Posted by Paul Vigna on July 01, 2010
Economy, Markets, Unemployment / Comments Off

It's not looking pretty out there.

No time to mourn the dour second quarter, it’s over and done with and now we’re in the third quarter. Technically speaking, though, for stocks at least, the quarter is starting with a lot against it.

There’s a sell signal from the Dow Theory camp, there’s a completed head-and-shoulders reversal, and the “dead cross” is right at the crossroads. It’s going to take some seriously good news to flip the script. Or it may confirm the gloom; China’s PMI report today was a disappointment. And jobless claims just stunk up the joint.

New claims for jobless benefits increased by 13,000 to 472,000 in the week ended June 26. The previous week’s level was revised upward as well, from 457,000 to 459,000. Economists had expected claims would fall by 2,000.

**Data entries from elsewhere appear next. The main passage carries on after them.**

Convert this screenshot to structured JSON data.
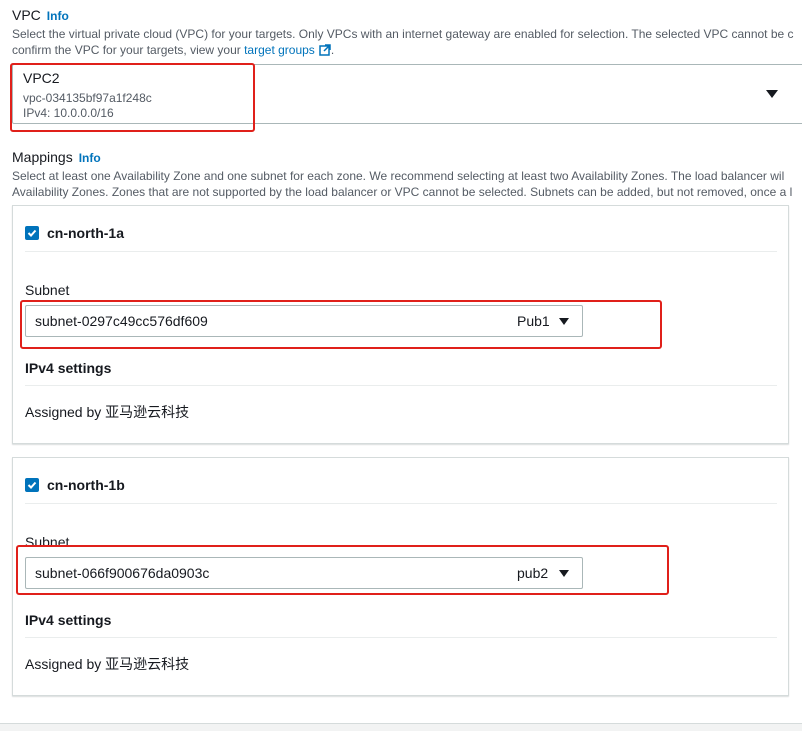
{
  "vpc": {
    "label": "VPC",
    "info": "Info",
    "desc_line1": "Select the virtual private cloud (VPC) for your targets. Only VPCs with an internet gateway are enabled for selection. The selected VPC cannot be c",
    "desc_line2_prefix": "confirm the VPC for your targets, view your ",
    "desc_link": "target groups",
    "desc_line2_suffix": ".",
    "selected": {
      "name": "VPC2",
      "id": "vpc-034135bf97a1f248c",
      "cidr": "IPv4: 10.0.0.0/16"
    }
  },
  "mappings": {
    "label": "Mappings",
    "info": "Info",
    "desc_line1": "Select at least one Availability Zone and one subnet for each zone. We recommend selecting at least two Availability Zones. The load balancer wil",
    "desc_line2": "Availability Zones. Zones that are not supported by the load balancer or VPC cannot be selected. Subnets can be added, but not removed, once a l",
    "zones": [
      {
        "name": "cn-north-1a",
        "subnet_label": "Subnet",
        "subnet_id": "subnet-0297c49cc576df609",
        "subnet_tag": "Pub1",
        "ipv4_title": "IPv4 settings",
        "ipv4_value": "Assigned by 亚马逊云科技"
      },
      {
        "name": "cn-north-1b",
        "subnet_label": "Subnet",
        "subnet_id": "subnet-066f900676da0903c",
        "subnet_tag": "pub2",
        "ipv4_title": "IPv4 settings",
        "ipv4_value": "Assigned by 亚马逊云科技"
      }
    ]
  },
  "colors": {
    "link": "#0073bb",
    "checkbox": "#0073bb",
    "highlight": "#e0201a"
  }
}
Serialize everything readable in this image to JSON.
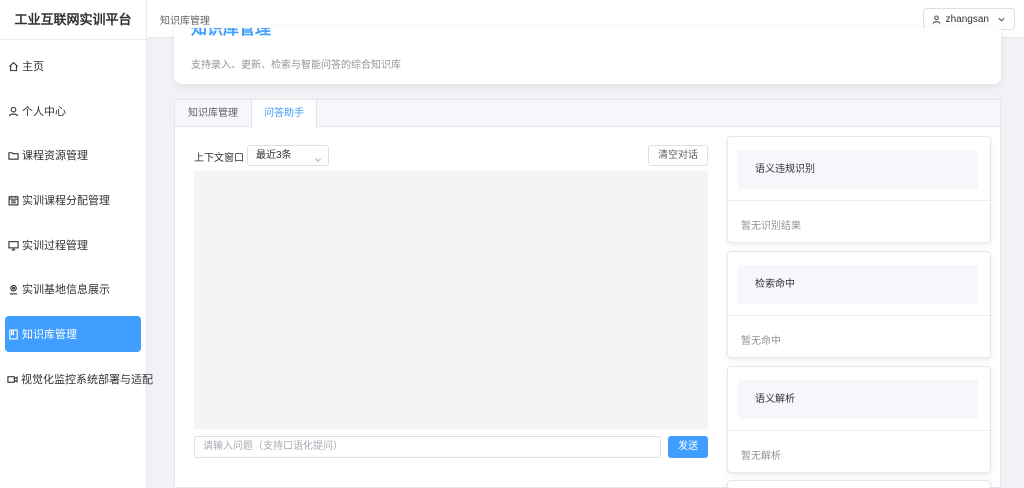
{
  "app": {
    "title": "工业互联网实训平台"
  },
  "sidebar": {
    "items": [
      {
        "label": "主页",
        "icon": "home-icon"
      },
      {
        "label": "个人中心",
        "icon": "user-icon"
      },
      {
        "label": "课程资源管理",
        "icon": "folder-icon"
      },
      {
        "label": "实训课程分配管理",
        "icon": "calendar-icon"
      },
      {
        "label": "实训过程管理",
        "icon": "monitor-icon"
      },
      {
        "label": "实训基地信息展示",
        "icon": "location-icon"
      },
      {
        "label": "知识库管理",
        "icon": "notebook-icon",
        "active": true
      },
      {
        "label": "视觉化监控系统部署与适配",
        "icon": "camera-icon"
      }
    ]
  },
  "header": {
    "breadcrumb": "知识库管理",
    "user": "zhangsan"
  },
  "banner": {
    "title": "知识库管理",
    "subtitle": "支持录入、更新、检索与智能问答的综合知识库"
  },
  "tabs": [
    {
      "label": "知识库管理"
    },
    {
      "label": "问答助手",
      "active": true
    }
  ],
  "chat": {
    "context_label": "上下文窗口",
    "context_value": "最近3条",
    "clear_label": "清空对话",
    "input_placeholder": "请输入问题（支持口语化提问）",
    "send_label": "发送"
  },
  "side_cards": [
    {
      "title": "语义违规识别",
      "body": "暂无识别结果"
    },
    {
      "title": "检索命中",
      "body": "暂无命中"
    },
    {
      "title": "语义解析",
      "body": "暂无解析"
    }
  ],
  "colors": {
    "accent": "#409eff",
    "sidebar_bg": "#ffffff",
    "page_bg": "#f0f2f5"
  }
}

Although this week’s number comes after the Labor Dept.’s June jobs survey, the increase indicates the labor markets remain extremely weak heading into 2H10.

To be sure, an economist at the Labor Department says the latest rise in new jobless claims is mostly coming from the educational services sector where bus drivers, cafeteria workers and others lost their jobs due to the summer holidays. Doesn’t it seem like the Labor Department always has an excuse for an “unexpected” rise in jobless claims? How about just admitting prospects for the labor market don’t look so bright?

Other data later this morning includes ISM manufacturing, construction spending, pending home sales and car sales.

S&P futures down 4.7; 10-year down a bit, yield up to 2.936%.

(Kathleen Madigan and Steven Russolillo contributed to this post.)